Ce qui l’a poussée à venir en Chine est fort simple: elle trouve
que le chinois est agréable à entendre et elle désirait comprendre
la signification de ces mots merveilleux. Elle est donc venue
en Chine en décembre 1996, et elle comptait alors passer trois
mois à apprendre le chinois à Beijing. Deux mois plus tard, comme
elle baragouinait le chinois, avec une autre fille, elle a décidé
de voyager au Yunnan. À Dali, elle a rencontré un garçon du Hubei,
et ils ont voyagé ensemble pendant trois jours. Ce jeune homme
est devenu son mari. En parlant de ses amours et de son mariage,
elle éprouve une joie mêlée de tristesse : d’une part, elle
a un mari qui l’aime et qui la chérit, mais d’autre part, sauf
sa mère, aucun autre membre de sa famille n’accepte son mariage.
Mais,
en évoquant Lijiang, elle redevient calme. Quand elle y est venue
en voyage, elle a aimé tout de suite cet endroit. En juin 1997,
elle s’est inscrite à l’Institut de l’éducation de Lijiang pour
apprendre le chinois. Par la suite, elle a loué une boutique dont
la surface représentait la moitié de celle d’aujourd’hui pour
ouvrir un café, avec son mari. En évoquant les difficultés d’alors,
elle dit que ses larmes ont pratiquement coulé au même rythme
que la rivière qui coule devant sa porte ! Pendant un temps,
les difficultés des affaires et la pression de sa famille l’ont
fait songer à retourner, mais elle n’aurait pas abandonné de bon
gré. En plus de son amour, elle s’était laissé captiver par Lijiang :
« Lijiang est une ville merveilleuse, elle est plus belle
et plus calme que d’autres. »
Maintenant,
leurs affaires marchent bien, avec deux bars et une auberge. Selon
ses dires, elle s’adapte tout à fait au rythme de Lijiang, avec
sa vie relax, y compris dans la tenue et le maquillage. Lorsqu’elle
est retournée en République de Corée pour régler les formalités
de son mariage, sa petite-nièce a dit qu’elle n’avait pas l’air
d’une Coréenne. Comme une station de télé de la République de
Corée avait fait un téléfilm sur son histoire, la plupart des
Coréens du Sud qui visitent Lijiang viennent à son bar. Elle dit
qu’elle est de bonne humeur ces jours-ci, puisque sa mère est
venue la voir de Pusan.
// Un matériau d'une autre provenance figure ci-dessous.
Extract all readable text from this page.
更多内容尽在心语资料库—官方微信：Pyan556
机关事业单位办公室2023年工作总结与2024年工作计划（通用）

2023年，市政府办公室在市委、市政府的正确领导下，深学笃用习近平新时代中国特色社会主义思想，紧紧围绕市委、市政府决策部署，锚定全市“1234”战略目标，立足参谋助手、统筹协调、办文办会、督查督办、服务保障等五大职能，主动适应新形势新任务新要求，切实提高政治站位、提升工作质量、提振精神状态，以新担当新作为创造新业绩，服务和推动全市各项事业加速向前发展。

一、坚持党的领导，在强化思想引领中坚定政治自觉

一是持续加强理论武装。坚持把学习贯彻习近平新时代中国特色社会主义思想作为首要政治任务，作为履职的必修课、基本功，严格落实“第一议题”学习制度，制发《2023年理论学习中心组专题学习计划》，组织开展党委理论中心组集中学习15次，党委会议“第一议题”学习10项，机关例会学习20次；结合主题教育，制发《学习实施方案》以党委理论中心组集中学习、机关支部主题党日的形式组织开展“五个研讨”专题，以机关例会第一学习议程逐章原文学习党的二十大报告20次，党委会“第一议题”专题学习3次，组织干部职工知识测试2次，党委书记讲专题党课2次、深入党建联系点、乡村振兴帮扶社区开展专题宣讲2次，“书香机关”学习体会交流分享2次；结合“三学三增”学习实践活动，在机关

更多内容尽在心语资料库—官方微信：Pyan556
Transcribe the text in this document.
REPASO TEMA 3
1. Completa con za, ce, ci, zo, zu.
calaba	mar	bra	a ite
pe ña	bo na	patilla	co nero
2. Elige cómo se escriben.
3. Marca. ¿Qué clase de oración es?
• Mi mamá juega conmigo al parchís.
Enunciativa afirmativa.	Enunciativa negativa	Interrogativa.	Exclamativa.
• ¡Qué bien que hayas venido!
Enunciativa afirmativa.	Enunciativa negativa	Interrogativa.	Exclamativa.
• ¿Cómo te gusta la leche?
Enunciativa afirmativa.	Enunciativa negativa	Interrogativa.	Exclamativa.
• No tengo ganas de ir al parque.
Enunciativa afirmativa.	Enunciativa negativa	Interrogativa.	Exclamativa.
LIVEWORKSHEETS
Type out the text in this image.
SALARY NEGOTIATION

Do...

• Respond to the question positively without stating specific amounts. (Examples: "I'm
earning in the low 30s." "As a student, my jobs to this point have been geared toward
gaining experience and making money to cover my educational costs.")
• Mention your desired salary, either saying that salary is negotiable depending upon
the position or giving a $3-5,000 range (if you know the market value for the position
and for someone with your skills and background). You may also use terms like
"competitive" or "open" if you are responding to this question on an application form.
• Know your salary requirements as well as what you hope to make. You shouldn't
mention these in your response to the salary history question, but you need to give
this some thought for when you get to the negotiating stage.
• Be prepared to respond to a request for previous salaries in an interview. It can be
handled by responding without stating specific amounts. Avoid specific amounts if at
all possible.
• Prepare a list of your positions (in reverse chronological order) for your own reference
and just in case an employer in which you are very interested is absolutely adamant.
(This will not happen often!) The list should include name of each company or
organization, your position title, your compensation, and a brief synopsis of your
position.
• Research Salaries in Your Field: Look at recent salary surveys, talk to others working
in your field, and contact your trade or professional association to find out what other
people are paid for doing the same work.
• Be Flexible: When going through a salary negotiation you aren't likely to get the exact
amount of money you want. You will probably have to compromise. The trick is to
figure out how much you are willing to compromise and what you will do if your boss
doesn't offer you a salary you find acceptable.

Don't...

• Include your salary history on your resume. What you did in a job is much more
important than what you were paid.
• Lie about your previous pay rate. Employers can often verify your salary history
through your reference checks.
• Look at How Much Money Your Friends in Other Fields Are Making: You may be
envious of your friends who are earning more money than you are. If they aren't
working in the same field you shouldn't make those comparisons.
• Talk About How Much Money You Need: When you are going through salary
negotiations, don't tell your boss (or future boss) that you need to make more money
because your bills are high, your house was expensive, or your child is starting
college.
En voyant que sa fille, qui autrefois
ne savait même pas macérer les légumes, se débrouillait bien comme
patronne, elle s’est sentie soulagée.
Parlant
de ses projets, Mme Kim dit qu’elle s’installera à
Lijiang et qu’elle aura l’esprit plus tranquille, surtout après
avoir eu son enfant.
Faire
connaître la culture des Naxi
 |
L’orchestre
des anciens naxi. |
Si
je suis entrée dans la boutique de He Benhua, c’est que j’avais
attirée par l’enseigne devant la porte : club plein air des
routards.
Âgé
de 28 ans, He habite près de la tour Wangu qui domine toute la
ville. Il m’a confié que c’est aussi un endroit où les personnes
âgées font prendre le frais à leurs oiseaux, de sorte que les
gens qui y habitent se réveillent chaque jour aux chants des oiseaux.
Dès
1994, He a commencé à gérer cette boutique. Il est un Naxi de
souche et, depuis son enfance, il aime dessiner ; il apprécie
aussi la culture de son ethnie. Il excelle à sculpter des masques
qui expriment la vie, les sentiments, la danse et les chants des
Naxi. Il est en train d’apprendre les caractères dongba, et son
niveau actuel égale celui d’un élève de troisième année.
D’après
lui, dans la ville, plusieurs nouveaux magasins copient des objets
d’art, au moyen d’équipements modernes, en vue de les vendre comme
souvenirs aux touristes. Il n’apprécie pas cette façon de faire
et tient à graver lui-même les œuvres. Si le temps ne le lui permet
pas, il conçoit un modèle et confie la tâche à quelqu’un d’autre
qu’il juge avoir un bon niveau.
Il
est satisfait de sa vie actuelle et de sa situation financière.
« Je ne veux pas gagner plus d’argent. Les désirs d’une personne
peuvent augmenter à l’infini, et on ne se contente jamais. Mieux
vaut se fixer un objectif moins élevé. » Un jeune qui vit
dans une ancienne cité ayant une mentalité si paisible face au
monde d’aujourd’hui, n’est-ce
pas enviable ? En même temps, il dit qu’on ne doit
pas se contenter de la routine, et il souhaite connaître davantage
de choses. Actuellement, en plus de gérer sa galerie et d’organiser
des itinéraires de voyage individuels Yunnan-Tibet, il s’occupe
d’un café Internet qui ne contient que quatre ordinateurs. Ceux
qui y viennent surfer sont pour la plupart des voyageurs étrangers.
Pour lui, gagner peu ou plus est sans importance, le plus important,
c’est qu’il a accompli de grands progrès dans la conversation
qu’il peut avoir avec eux. Maintenant, il comprend bien l’anglais,
mais il éprouve encore des difficultés à le parler.
À ses yeux, Lijiang a connu des
changements considérables. « La ville a franchi un bond d’au
moins 20 ans. » D’après lui, beaucoup de gens ont connu Lijiang
à cause du tremblement de terre en 1996. Certains disent que c’est
même ce tremblement de terre qui a fait sortir Lijiang vers le
monde. En effet, des personnages de l’étranger qui étaient venus
porter secours ont découvert qu’il y avait une vraie belle petite
ville dans le monde. C’est ainsi que quantité de personnes y ont
afflué. « Bien sûr, c’est une bonne chose pour nous, mais
quand il y a des gains, il y a aussi des pertes, l’aspect commercial
de Lijiang, autrefois une ville simple, est devenu plus marqué. »
Selon lui, si les gens viennent
à Lijiang, c’est qu’ils sont attirés par les paysages naturels
de l’ancienne cité, mais le plus important réside dans sa culture.
Pour lui, les premières années, les gens qui venaient à Lijiang
avaient pour la plupart un niveau culturel élevé ; maintenant,
beaucoup de gens y viennent pour satisfaire leur curiosité. Par
exemple, autrefois, les gens qui entraient dans sa galerie étaient
majoritairement des touristes avec lesquels il pouvait communiquer
et expliquer les caractéristiques des Naxi ; maintenant,
il y a davantage de gens qui ne font que demander « C’est
combien ? Est-ce bien des caractères dongba ? »
Il est un peu déçu, parce qu’il espère que davantage de gens pourront
découvrir et apprécier la culture des Naxi.